Emotional Support Animals
Leaving treatment can be frightening, with it comes mass amounts of anxiety and apprehension. Like any other new adventure, it is easier to do with someone by your side. One of the most trusty and loyal companions a person can have, is an emotional support animal. Service animals are not limited to the seeing or hearing impaired. As more research is conducted it is becoming ever clear the vast benefits of animals to many forms of recovery.
In the 1800’s Florence Nightingale noted the immediate and substantial positive feedback children burdened with anxiety had to the addition of a pet to their lives. Sigmund Freud realized how his patients would open up more during therapy when the office dog would join their session. Animals, dogs in particular give off a sense of security. Sometimes all it takes is being in the presence of an animal for blood pressure to lower, and anxiety to subside. It has been found that simply watching a fish swim has an extensive calming effect.

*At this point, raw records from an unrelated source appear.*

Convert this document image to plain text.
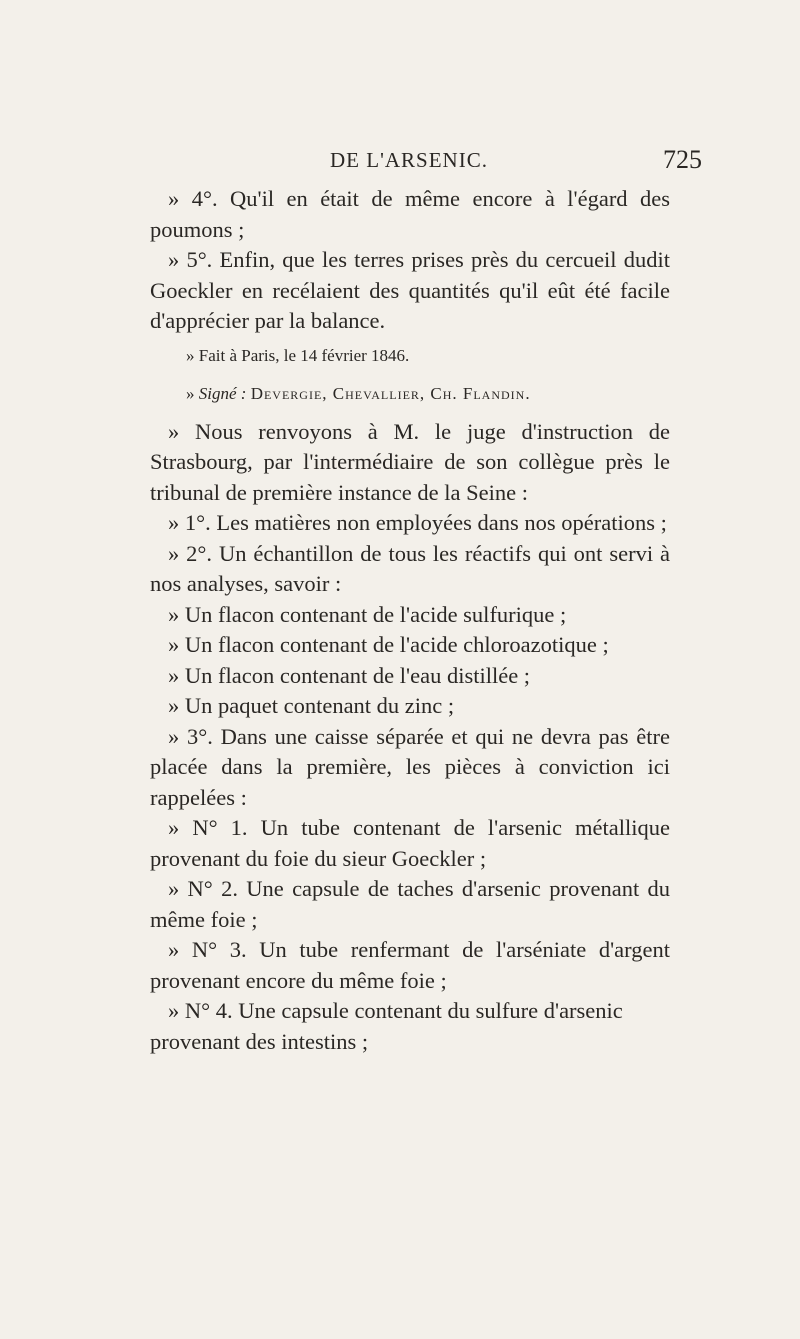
DE L'ARSENIC.	725

» 4°. Qu'il en était de même encore à l'égard des poumons ;

» 5°. Enfin, que les terres prises près du cercueil dudit Goeckler en recélaient des quantités qu'il eût été facile d'apprécier par la balance.

» Fait à Paris, le 14 février 1846.

» Signé : Devergie, Chevallier, Ch. Flandin.

» Nous renvoyons à M. le juge d'instruction de Strasbourg, par l'intermédiaire de son collègue près le tribunal de première instance de la Seine :

» 1°. Les matières non employées dans nos opérations ;

» 2°. Un échantillon de tous les réactifs qui ont servi à nos analyses, savoir :

» Un flacon contenant de l'acide sulfurique ;

» Un flacon contenant de l'acide chloroazotique ;

» Un flacon contenant de l'eau distillée ;

» Un paquet contenant du zinc ;

» 3°. Dans une caisse séparée et qui ne devra pas être placée dans la première, les pièces à conviction ici rappelées :

» N° 1. Un tube contenant de l'arsenic métallique provenant du foie du sieur Goeckler ;

» N° 2. Une capsule de taches d'arsenic provenant du même foie ;

» N° 3. Un tube renfermant de l'arséniate d'argent provenant encore du même foie ;

» N° 4. Une capsule contenant du sulfure d'arsenic provenant des intestins ;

More and more professional settings are beginning to add animal therapy into their curriculums. Spaces such as nursing homes, prisons, schools, and psychiatric facilities are all utilizing the unique attributes animals bring to recovery and wellbeing. Drug and alcohol rehabilitation centers are the latest to join the growing trend. Most twelve step programs suggest abandoning all toxic relationships. Having the companionship of an emotional support animal allows someone entering recovery to feel less alone and more self-confident.
On the hard days, having to care for a pet is a reason to get out of bed. Pets are able to offer a form of love that humans are incapable of. Addicts oftentimes feel a lot of shame, and that the world is judging them when they are reintegrating into society. Animals have the unique ability to offer unconditional love without judgement, disappointment, and enabling; but instead unwavering devotion and empathy. Owning a pet can make you a better person as they demand personal honesty and responsibility.
Impaired social skills are often a consequence of addiction. Having a furry aide grants the opportunity to experiment with communal approaches. Animals are generally relational and will respond to human temperament. If an approach is too stringent, they will react accordingly. With a pet, you are encouraged to become more active, visit new places, and meet new people naturally. Having the competency to build and grow emotional connections is a vital role to long term recovery. Emotional support animals are the perfect first step.
In 1989 the Delta Society began certifying dogs for emotional support. Today, almost any animal can get its emotional support certification. Most common are matured dogs and horses. While horses are excellent for establishing trust and respect, they do demand a high level of commitment. If the hyperactivity of a dog is too much for one to handle, small animals such as rabbits or cats are suggested. Cats are an exquisite choice for those intimidated by canines.
If unable to provide such rigorous caretaking, hamsters are an alternative emotional support option. If an individual is immobile, cockatoos are ideal companions as they are caged and verbally responsive. If someone suffers from regular bouts of anxiety, snakes are exceptional pets as they are attractive to look at and distract your mind as they crawl through your fingers. Snakes are able to be trained to notice warning signs of emotional or physical distress and gently squeeze its owner preemptively.
While a mammalian friend may be extremely beneficial and exciting, it is important not to obtain one until you are ready. It would be unfair to own something you cannot maintain. Many animal shelters or even zoos have programs where individuals can volunteer their time with animals. The same benefits such as lowered risk of cardiovascular disease and healthy blood pressure levels can still be gained through these arrangements.